How Volatile Is Gold, Really?
Gold moves around, but less dramatically than individual shares. It's less crazy than crypto, but more volatile than bonds. In Australian dollars, gold might swing 10-20% in a year. That's worth knowing if you can't stomach seeing your money dip that much.
Practical Considerations for Australian Investors
If you're thinking about gold, consider how you'd actually hold it. You can buy physical gold (coins, bars) and store it, but that costs money and adds security concerns. Exchange-traded funds (ETFs) tracking gold prices are simpler for most people—you buy and sell like shares, no storage worries. There are also managed funds and gold mining company shares (though mining shares behave differently to gold itself).

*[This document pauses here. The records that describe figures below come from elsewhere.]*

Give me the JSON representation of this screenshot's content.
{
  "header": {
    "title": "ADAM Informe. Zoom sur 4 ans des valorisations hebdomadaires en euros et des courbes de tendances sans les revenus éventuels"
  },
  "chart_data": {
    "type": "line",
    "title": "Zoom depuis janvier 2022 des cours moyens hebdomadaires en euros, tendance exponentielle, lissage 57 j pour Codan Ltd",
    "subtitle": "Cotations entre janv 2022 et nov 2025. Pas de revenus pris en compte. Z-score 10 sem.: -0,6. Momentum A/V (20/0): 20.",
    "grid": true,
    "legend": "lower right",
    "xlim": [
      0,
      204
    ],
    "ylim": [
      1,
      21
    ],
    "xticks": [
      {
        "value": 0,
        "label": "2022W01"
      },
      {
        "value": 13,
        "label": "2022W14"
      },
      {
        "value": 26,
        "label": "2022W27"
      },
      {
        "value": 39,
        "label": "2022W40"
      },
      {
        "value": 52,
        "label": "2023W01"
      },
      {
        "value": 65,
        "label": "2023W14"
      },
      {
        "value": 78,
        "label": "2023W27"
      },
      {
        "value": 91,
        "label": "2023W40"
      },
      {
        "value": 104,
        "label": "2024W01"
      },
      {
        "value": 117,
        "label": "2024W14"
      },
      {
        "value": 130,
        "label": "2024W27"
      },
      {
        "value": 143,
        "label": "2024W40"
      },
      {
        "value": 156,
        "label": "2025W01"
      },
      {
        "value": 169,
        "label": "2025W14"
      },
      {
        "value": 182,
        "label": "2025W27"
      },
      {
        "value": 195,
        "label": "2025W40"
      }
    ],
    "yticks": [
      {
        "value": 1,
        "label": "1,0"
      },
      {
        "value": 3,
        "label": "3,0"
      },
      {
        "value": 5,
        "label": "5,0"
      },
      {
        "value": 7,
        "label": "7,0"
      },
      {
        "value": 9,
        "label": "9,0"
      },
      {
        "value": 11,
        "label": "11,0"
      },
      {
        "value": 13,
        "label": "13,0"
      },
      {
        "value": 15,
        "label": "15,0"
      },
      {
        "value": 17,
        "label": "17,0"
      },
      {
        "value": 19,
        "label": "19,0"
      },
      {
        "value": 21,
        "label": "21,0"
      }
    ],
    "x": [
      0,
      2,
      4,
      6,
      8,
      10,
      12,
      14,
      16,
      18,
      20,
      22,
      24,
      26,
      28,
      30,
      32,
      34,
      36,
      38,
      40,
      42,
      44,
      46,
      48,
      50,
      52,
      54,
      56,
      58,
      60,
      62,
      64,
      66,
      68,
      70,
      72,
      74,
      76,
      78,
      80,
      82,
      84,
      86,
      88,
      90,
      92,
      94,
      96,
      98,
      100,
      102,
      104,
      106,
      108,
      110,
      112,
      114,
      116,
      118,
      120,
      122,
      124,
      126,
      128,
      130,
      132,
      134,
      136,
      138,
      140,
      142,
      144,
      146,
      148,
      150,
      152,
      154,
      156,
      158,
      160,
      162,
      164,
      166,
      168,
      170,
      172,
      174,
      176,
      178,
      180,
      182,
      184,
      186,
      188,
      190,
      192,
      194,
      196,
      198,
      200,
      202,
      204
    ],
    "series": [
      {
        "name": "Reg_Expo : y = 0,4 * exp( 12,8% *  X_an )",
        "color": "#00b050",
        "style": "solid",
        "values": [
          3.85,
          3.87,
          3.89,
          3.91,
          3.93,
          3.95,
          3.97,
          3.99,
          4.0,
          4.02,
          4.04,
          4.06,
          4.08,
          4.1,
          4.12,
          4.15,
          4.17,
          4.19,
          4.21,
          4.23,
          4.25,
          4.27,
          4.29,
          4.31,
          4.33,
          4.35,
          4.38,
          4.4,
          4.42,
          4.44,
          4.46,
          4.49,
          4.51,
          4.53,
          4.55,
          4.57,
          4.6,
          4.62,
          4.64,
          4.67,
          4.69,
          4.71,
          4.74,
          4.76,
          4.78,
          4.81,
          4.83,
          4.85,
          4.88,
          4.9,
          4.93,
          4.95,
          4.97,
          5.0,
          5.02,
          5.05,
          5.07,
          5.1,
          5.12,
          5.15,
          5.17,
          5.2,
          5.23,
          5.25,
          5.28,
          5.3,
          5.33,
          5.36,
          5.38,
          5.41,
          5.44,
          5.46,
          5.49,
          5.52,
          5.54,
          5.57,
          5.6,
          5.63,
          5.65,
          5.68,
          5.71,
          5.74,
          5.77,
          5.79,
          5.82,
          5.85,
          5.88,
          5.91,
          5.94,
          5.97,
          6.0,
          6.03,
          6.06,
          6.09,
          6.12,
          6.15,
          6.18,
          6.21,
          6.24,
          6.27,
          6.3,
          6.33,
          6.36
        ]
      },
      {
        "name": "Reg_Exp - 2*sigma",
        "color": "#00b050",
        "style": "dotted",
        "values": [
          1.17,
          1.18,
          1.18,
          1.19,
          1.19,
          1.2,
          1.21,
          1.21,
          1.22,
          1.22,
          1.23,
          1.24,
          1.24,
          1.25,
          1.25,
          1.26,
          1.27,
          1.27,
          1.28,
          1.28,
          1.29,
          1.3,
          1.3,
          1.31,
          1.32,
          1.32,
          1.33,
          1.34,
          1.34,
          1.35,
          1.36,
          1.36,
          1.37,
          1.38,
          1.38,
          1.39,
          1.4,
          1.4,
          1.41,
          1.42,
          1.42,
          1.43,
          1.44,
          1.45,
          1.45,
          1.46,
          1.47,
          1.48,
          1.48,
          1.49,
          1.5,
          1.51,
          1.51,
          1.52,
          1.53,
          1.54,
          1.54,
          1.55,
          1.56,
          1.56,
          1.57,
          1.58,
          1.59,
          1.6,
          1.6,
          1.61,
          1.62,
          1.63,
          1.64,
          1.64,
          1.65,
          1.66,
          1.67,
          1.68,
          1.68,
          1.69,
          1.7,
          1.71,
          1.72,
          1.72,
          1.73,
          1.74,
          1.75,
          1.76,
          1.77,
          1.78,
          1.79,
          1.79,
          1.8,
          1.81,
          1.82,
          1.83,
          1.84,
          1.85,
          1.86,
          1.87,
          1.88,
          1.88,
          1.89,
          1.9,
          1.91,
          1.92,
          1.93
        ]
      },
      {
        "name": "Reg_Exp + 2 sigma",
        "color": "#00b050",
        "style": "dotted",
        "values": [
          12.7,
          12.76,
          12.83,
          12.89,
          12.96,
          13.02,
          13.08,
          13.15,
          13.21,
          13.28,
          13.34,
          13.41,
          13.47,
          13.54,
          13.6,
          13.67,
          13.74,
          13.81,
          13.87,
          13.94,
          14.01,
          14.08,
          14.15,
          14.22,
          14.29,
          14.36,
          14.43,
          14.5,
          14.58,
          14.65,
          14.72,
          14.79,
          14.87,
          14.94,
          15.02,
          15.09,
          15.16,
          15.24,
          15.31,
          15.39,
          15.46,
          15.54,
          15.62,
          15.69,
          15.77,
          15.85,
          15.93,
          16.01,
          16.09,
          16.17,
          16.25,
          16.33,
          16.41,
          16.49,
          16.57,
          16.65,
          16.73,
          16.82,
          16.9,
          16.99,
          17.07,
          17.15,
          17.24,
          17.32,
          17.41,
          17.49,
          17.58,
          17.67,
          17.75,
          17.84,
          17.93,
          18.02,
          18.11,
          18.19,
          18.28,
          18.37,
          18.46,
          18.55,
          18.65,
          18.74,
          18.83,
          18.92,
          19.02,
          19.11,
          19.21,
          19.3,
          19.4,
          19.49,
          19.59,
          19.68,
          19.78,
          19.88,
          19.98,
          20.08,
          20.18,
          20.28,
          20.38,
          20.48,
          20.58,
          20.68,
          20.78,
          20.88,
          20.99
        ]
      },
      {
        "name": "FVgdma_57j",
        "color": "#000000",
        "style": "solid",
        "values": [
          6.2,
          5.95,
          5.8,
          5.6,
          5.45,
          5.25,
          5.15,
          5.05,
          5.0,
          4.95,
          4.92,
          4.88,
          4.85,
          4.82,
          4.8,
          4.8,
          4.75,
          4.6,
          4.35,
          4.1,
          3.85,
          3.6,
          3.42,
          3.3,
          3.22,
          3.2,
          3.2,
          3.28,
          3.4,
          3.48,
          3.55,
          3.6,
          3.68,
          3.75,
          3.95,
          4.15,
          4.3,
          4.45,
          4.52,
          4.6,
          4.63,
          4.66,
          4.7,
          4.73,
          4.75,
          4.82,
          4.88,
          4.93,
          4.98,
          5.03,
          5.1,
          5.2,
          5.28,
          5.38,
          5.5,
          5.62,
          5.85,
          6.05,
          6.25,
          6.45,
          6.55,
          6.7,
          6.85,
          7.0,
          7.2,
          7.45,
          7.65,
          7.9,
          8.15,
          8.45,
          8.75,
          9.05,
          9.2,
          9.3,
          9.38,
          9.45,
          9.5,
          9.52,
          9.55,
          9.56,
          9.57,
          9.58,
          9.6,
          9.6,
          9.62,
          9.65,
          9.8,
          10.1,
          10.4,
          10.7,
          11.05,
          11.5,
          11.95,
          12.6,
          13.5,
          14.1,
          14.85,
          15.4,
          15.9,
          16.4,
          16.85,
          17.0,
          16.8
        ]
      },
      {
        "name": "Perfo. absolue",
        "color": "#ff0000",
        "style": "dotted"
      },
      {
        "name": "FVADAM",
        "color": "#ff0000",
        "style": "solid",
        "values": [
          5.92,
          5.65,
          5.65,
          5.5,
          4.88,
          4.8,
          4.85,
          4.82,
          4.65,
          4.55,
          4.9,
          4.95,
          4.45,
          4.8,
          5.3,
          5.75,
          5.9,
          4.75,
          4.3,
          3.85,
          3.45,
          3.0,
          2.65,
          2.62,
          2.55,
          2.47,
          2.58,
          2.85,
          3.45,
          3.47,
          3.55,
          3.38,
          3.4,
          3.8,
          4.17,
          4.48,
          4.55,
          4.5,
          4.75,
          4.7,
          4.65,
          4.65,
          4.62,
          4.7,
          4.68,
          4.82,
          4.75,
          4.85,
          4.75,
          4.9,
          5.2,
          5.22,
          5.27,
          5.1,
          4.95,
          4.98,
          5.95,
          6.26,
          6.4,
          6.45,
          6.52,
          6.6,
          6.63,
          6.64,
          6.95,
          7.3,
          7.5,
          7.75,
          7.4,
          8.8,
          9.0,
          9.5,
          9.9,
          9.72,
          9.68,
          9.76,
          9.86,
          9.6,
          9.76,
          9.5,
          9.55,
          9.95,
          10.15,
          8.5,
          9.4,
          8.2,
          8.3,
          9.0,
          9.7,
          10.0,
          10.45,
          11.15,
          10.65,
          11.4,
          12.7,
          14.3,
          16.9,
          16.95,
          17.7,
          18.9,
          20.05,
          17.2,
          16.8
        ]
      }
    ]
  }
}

The Honest Truth About Gold
Gold isn't a get-rich-quick scheme. Historically, over very long periods, it hasn't beaten shares. But that's not really its job. Its job is to be different—to move independently, to hold value during crises, and to give your portfolio diversification. Some investors hold 5-10% in gold as insurance. Others hold none. Neither is wrong.
The key is understanding what gold actually does: it's steady, independent, and historically significant. But it requires patience and doesn't pay you along the way. For everyday Australian investors, gold works best as a small part of a broader mix, not as a star player.